Я оглядываюсь. Вдоль белой стены виллы вспыхивают желтые огни, но мы уже на холме. Каждые несколько секунд машина с грохотом влетает в выбоину.
За домом, далеко в море, переливается огнями круизной теплоход — разукрашенный, словно в Рождество.
Вот мы уже за холмом. Дорога становится шире. Дебби нашла головной свет и, как настоящая трюкачка, швыряет машину из стороны в сторону, пытаясь увернуться от чернеющих колдобин. Еще несколько сотен ярдов мы несемся сквозь лес, потом начинается асфальт. Дебби сворачивает вправо и притапливает педаль.
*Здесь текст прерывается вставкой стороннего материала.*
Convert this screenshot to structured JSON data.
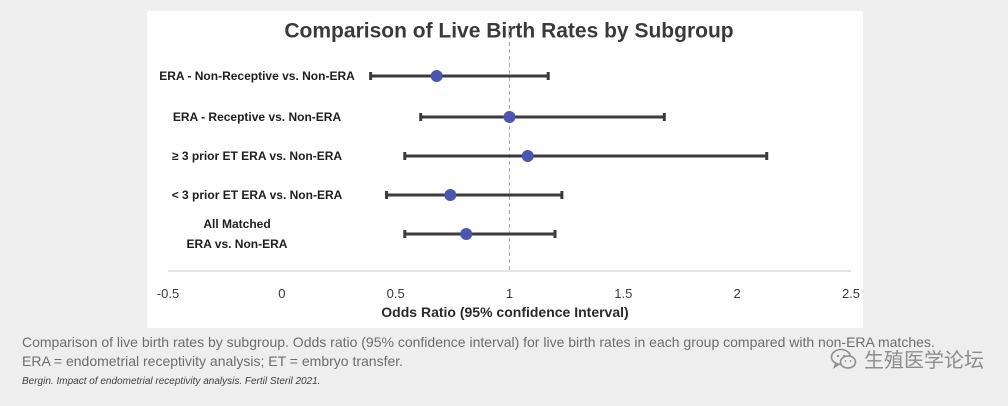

Зоула хохочет как безумная, моя рана болит как одержимая, я вспоминаю электроказнь тостером, нож и размозженный череп, а на ум мне приходит строчка из Джейн Остин — что-то насчет дам. Что они растения. Очень хрупкие и ранимые.
— Тормози!
Дебби съехала на обочину, вдоль которой тянулся ряд прилавков. Из-за угла хижины выплыл их хозяин. Зоула побежала на хозяйственный рынок. Мы были на окраине Орокабессы. Спустя несколько минут Зоула вернулась — с тремя фонариками, связкой лопаток, киркой и, как ни странно, калькулятором. Дорога особых штурманских навыков не требовала, так как почти все время мы ехали вдоль побережья. Только однажды я предложил свернуть, чтобы срезать большой полуостров. В результате мы потерялись и минут двадцать плелись за грузовиком, у которого не горело ни одного габаритного фонаря. Дебби кипела от злости, а Зоула исходила сарказмом по поводу торговца картами, который не умеет эти самые карты читать.